Groote Schuur. Great Granary to Statley Home

In Groote Schuur: Great Granary to Stately Home, Alain Proust's sensitive camerawork guides us around the impressive rooms, alighting here and there on fascinating detail.
07-0208
1874950237
In stock
used
€39.00 *
Title: Groote Schuur
Subtitle: Great Granary to Statley Home
Authors: Phillida Brooke Simons; Alain Proust
Publisher: Fernwood Press
Vlaeberg, South Afrika 1996
ISBN 10: 1874950237 / ISBN 10: 1-874950-23-7
ISBN 9781874950233 / ISBN 978-1-874950-23-3
Original cloth gilt and dust jacket, 28x31 cm, 144 pages, throughout bw- and colour photos


Condition:

Good. This is the standard edition.
Not easy to find in good condition.


Description:

Probably the best book yet available on the 'Groote Schuur'. No other house can claim to be as 'South African' as Groote Schuur. Not only does it bear the stamp of this country's history, but since 1657 it has played - and still plays - a role in that history. Here Cecil John Rhodes, devastated by his friend Jameson's ill-starred raid into the Transvaal, paced up and down his bedroom floor; here resided prominent members of nineteenth-century Cape social and political circles; here were stored the harvests of the Dutch East India Company's victualling station.
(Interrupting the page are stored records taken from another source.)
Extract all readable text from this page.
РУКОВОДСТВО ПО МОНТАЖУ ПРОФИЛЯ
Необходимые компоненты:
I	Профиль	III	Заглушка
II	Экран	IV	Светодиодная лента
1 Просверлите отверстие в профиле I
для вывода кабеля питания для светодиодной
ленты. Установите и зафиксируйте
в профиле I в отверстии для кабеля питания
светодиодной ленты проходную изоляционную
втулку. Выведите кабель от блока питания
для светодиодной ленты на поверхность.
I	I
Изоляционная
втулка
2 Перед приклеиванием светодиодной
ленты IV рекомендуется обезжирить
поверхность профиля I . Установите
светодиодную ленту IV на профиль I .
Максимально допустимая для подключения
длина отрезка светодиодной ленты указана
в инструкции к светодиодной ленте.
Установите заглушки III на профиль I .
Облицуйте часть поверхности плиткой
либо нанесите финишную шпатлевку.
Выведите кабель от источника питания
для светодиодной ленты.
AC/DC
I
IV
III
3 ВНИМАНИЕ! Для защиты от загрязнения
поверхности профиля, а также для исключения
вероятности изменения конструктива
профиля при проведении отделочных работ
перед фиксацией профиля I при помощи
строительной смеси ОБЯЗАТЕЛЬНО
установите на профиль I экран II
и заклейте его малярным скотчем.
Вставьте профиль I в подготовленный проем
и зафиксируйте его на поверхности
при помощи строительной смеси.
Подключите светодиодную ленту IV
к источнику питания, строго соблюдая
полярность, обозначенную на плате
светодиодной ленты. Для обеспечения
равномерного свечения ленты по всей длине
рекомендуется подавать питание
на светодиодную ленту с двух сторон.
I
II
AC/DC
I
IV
In the present century, Groote Schuur has witnessed 'Ouma' Smuts packing wartime parcels for 'the boys up North'; a banquet held in honour of British prime minister, Harold Macmillan, just before his famous 'wind of change' speech. And, perhaps most telling of all, the house provided a fitting venue for the first official meeting between recently released Nelson Mandela and the state president at the time, F.W. de Klerk - the meeting that resulted in the Groote Schuur Minute.

The house that Herbert Baker built, on Dutch foundations, is filled with treasures of Eastern, European and African provenance, reflecting South Africa's heterogeneous society. Many were collected by and for Cecil Rhodes, the most famous of Groote Schuur's occupants.

Here can be found locally crafted armoires, kists and chairs, silver snuffboxes and brass candlesticks; porcelain from China and Japan; longcase clocks and paintings, silver salt cellars and tobacco boxes, delftware and tiles from the Netherlands; chairs and bureaux from England, as well as silver sugar casters, tankards and pocket watches; glassware from Germany; and tapestries from Flanders. Here, too, are artefacts and relics from the ruins of Great Zimbabwe, including the enigmatic Zimbabwe bird which so fascinated Rhodes.

In Groote Schuur: Great Granary to Stately Home, Alain Proust's sensitive camerawork guides us around the impressive rooms, alighting here and there on fascinating detail. The lively and well-researched text by Phillida Brooke Simons outlines the house's historical and architectural development, discusses Rhodes's all-important influence on it, and describes its occupation by subsequent political leaders. Combined, the photographs and text present a rare opportunity to marvel at and enjoy the splendour of this unique piece of South Africa's heritage."